The wines that I
love have one thing in common: fermentation is by indigenous or natural yeast.
A simple
reference to indigenous yeast has cascading implications. Least the way I see it after visiting many vignerons. Indigenous yeasts can only be meaningful and
successful if a vigneron practices viticulture
in harmony with nature, hand-harvests, and minimal intervention in the
cellar. Pictured left is the Noella Morantin vineyard in Loire.
If a wine
producer decides one day to use indigenous yeast after farming his vineyards
conventionally with chemicals of herbicides and pesticides, it is not going to
happen too easily over night. Indigenous
yeast lives in the vineyards. So when
vineyards are sprayed with chemical, there will not be enough indigenous yeast
population for fermentation.
And if a wine
producer uses a machine harvester, grapes burst and bleed before they make to cellar. And as soon as the
grapes bleed, it is grounds for a bacterial infection. To stop the bacterial infection, a dose of sulphur
must be added to the juice or crushed grapes.

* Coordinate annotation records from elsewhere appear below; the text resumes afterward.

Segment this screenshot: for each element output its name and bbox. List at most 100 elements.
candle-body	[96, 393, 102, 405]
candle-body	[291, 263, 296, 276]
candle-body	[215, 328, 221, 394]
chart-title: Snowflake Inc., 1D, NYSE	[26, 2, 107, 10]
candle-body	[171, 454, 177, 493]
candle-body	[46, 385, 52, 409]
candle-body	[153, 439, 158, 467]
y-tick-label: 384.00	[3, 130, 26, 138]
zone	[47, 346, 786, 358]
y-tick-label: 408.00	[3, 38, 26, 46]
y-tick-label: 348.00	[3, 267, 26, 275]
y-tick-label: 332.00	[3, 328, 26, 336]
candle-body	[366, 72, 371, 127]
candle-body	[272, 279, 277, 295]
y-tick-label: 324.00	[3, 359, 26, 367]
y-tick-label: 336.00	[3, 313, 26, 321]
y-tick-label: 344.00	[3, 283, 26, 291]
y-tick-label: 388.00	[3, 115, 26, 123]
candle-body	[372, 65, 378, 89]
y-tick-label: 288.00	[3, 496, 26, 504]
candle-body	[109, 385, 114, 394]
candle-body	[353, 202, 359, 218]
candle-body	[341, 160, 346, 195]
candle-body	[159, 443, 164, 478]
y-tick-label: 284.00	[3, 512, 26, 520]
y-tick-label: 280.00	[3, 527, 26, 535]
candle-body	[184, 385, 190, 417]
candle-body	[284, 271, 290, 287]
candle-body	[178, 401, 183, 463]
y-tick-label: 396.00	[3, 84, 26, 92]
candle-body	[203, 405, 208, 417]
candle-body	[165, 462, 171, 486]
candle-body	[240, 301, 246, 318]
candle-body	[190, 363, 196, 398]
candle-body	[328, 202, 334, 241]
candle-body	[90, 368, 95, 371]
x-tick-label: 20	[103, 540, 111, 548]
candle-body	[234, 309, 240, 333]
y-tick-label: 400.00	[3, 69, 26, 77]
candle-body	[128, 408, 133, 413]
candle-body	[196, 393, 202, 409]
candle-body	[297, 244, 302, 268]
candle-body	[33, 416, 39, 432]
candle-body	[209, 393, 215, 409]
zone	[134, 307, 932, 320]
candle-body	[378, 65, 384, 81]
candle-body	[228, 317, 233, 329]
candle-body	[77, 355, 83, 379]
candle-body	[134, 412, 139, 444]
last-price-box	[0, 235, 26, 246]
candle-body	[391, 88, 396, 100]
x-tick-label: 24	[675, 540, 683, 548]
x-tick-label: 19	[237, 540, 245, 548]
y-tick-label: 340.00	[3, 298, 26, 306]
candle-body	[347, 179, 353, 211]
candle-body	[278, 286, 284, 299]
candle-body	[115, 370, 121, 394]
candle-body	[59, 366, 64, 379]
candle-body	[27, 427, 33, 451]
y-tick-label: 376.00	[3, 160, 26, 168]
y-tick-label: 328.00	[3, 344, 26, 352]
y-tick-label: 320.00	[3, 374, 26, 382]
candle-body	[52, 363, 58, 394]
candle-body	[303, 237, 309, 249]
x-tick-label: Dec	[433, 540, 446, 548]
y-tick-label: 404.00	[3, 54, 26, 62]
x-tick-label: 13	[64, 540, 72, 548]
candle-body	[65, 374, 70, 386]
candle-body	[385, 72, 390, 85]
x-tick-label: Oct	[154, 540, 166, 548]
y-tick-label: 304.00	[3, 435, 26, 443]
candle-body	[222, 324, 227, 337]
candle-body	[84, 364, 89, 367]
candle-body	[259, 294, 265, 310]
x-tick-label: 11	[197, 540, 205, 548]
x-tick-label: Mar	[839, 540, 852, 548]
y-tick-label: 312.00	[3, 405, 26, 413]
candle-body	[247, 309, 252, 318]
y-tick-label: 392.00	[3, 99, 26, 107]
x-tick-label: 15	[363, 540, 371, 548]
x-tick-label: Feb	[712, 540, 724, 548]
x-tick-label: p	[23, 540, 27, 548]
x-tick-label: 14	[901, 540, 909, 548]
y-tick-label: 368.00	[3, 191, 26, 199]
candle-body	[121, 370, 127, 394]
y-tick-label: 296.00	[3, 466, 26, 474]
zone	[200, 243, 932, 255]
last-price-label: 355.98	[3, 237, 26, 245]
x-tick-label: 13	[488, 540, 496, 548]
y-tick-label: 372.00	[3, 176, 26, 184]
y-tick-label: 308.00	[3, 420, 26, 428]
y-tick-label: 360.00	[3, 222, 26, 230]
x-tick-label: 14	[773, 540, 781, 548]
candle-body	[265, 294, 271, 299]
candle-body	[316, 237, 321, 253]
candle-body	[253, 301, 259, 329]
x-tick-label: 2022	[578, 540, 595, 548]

Once the sulphur is added, the indigenous yeast is instantly killed. So lab yeasts must be added. And to feed the lab yeasts, additional
chemicals need to be added. And so a
list of intervention continues.
Over-worked or intervened wines to me taste flat and soupy.
To me, the
difference between the wines made from indigenous and lab yeasts are
significant. The ingenious yeasted wines are lively and fresh.
The story behind
indigenous yeast came up when I was listening to I’ll Drink To That – an
excellent podcast out of New York
where ex-sommelier Levi Dalton interviewed David Lillie of Chambers StreetWines. I strongly recommend the
podcast. It is genuine, entertaining and
educational.
I never bought
into the idea that just because one can sell the wines, one doesn’t have to ask
how the wines are made and taste. I
always thought it is the other way around: Because one knows how the wines are
made and taste, one wants to sell them.